空は長期休暇にも関わらず全く予定がない俺の心とは裏腹に、憎たらしいほどの快晴だ。そんな天候に腹を立てつつも、俺は今最寄りの駅前の商店街に繰り出している。
理由は単純だ。
GW明けに同僚や上司を交えて開催される〝スピーチ大会〟に備えてだ。
まぁ要するにGWに何をしていたかを報告し合う、リア充コンテストである。
所帯を持っていれば、自然と話は決まってくる。
だが、友人がそれほど多くない独身貴族にとっては、中々ハードルの高いイベントなのだ。
普段の休日であれば、『家でひたすら断捨離してましたー』などとまるで面白みのない報告をしてやり過ごしているところである。
しかし、GWのような長期休暇ともなると少し話は変わってくる。
憐みの視線を浴びるまでは許容範囲だが、こうも連日一人きりで過ごしていてはコミュニケーション能力まで疑われてしまう。

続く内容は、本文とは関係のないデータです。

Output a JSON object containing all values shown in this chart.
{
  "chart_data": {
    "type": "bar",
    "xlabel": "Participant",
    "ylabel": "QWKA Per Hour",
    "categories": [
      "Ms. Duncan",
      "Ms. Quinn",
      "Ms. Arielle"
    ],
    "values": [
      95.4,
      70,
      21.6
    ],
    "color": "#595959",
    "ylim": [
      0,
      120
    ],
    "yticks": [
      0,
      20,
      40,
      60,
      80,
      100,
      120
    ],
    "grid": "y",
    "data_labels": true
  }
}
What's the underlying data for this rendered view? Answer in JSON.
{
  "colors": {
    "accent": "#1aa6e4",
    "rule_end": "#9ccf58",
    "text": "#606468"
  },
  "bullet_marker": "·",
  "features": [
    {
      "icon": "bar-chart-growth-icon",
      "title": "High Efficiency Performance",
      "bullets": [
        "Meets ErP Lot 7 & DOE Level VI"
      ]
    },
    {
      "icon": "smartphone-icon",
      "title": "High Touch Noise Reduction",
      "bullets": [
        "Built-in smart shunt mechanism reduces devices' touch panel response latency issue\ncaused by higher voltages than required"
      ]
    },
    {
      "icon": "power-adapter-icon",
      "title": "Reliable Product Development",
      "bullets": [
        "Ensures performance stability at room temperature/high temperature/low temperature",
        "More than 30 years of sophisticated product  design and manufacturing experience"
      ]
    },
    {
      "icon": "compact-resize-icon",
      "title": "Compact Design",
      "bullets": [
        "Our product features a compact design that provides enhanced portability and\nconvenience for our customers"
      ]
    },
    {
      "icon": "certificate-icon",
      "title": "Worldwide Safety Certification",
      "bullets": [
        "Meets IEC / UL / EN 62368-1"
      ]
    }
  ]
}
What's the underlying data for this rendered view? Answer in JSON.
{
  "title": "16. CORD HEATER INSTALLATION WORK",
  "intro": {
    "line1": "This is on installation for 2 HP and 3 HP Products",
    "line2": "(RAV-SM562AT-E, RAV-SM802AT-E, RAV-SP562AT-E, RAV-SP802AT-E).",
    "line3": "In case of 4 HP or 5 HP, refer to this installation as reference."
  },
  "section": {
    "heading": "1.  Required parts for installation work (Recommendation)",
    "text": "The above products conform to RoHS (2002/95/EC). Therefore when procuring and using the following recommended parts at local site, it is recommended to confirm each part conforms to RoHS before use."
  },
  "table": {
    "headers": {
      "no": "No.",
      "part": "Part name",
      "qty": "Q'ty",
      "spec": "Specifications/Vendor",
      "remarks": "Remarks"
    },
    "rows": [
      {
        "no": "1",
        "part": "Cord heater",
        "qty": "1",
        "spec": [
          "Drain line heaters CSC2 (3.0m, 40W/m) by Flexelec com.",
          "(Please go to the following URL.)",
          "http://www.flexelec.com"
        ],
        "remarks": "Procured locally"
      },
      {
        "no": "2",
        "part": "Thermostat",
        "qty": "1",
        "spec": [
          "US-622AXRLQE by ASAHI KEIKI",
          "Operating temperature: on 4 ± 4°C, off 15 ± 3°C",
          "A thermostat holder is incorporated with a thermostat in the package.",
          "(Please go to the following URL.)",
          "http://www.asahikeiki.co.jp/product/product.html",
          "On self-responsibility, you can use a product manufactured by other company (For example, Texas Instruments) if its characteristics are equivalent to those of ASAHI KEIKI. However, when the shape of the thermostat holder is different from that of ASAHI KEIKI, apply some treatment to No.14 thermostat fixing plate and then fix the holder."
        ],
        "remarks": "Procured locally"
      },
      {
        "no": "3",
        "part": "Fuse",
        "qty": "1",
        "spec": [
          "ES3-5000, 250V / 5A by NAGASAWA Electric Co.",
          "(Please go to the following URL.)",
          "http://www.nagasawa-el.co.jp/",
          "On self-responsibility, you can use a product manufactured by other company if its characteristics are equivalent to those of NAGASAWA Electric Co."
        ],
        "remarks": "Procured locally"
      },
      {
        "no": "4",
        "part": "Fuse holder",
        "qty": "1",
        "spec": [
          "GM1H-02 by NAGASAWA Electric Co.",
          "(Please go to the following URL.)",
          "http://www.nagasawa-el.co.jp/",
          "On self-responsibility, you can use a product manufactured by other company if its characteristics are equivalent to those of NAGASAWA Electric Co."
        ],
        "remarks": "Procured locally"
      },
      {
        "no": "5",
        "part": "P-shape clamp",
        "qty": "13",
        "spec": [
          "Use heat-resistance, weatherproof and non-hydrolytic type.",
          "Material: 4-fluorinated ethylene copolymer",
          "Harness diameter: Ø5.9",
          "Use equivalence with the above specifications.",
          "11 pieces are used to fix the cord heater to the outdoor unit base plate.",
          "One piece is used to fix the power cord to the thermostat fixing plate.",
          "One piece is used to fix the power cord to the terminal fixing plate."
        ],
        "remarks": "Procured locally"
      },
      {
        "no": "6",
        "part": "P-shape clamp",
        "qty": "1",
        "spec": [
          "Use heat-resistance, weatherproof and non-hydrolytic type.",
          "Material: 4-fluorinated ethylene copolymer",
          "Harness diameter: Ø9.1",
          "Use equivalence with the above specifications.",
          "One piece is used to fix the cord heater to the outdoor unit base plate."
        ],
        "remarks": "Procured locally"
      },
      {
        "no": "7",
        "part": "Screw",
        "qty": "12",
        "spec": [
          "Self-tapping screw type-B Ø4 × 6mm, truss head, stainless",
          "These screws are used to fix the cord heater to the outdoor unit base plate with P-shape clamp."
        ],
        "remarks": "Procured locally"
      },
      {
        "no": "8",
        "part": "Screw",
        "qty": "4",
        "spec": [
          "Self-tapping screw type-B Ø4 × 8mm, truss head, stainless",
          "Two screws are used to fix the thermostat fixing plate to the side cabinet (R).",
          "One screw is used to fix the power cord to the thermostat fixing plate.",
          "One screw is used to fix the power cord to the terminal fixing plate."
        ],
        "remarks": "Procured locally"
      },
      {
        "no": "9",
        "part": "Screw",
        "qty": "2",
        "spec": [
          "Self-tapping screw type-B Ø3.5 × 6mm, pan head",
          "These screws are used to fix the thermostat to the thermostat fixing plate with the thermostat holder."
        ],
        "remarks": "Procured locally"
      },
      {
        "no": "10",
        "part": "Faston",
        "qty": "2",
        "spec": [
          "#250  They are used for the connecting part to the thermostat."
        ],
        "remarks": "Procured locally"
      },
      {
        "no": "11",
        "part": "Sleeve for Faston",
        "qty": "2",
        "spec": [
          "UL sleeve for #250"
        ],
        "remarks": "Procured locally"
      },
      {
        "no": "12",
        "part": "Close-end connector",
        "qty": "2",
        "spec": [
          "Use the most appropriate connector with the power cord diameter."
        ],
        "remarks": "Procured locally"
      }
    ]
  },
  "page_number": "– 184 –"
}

こういった印象を周りに与えることは、後々仕事にも響いて来るのだ。
第一、5連休を全て断捨離に費やしてしまえば、部屋の家具は絶滅待ったなしだ。
生憎、俺はそんな変態染みたミニマリストではない。
そうして強迫観念に駆られるようにアパートを飛び出した、まではいい。
だが、元来休日は昼間から配信映画を肴に酒を浴びている生粋の出不精だ。
目的もなく街へ繰り出したところで、特別なイベントなど起きるはずもない、と思っていたが……。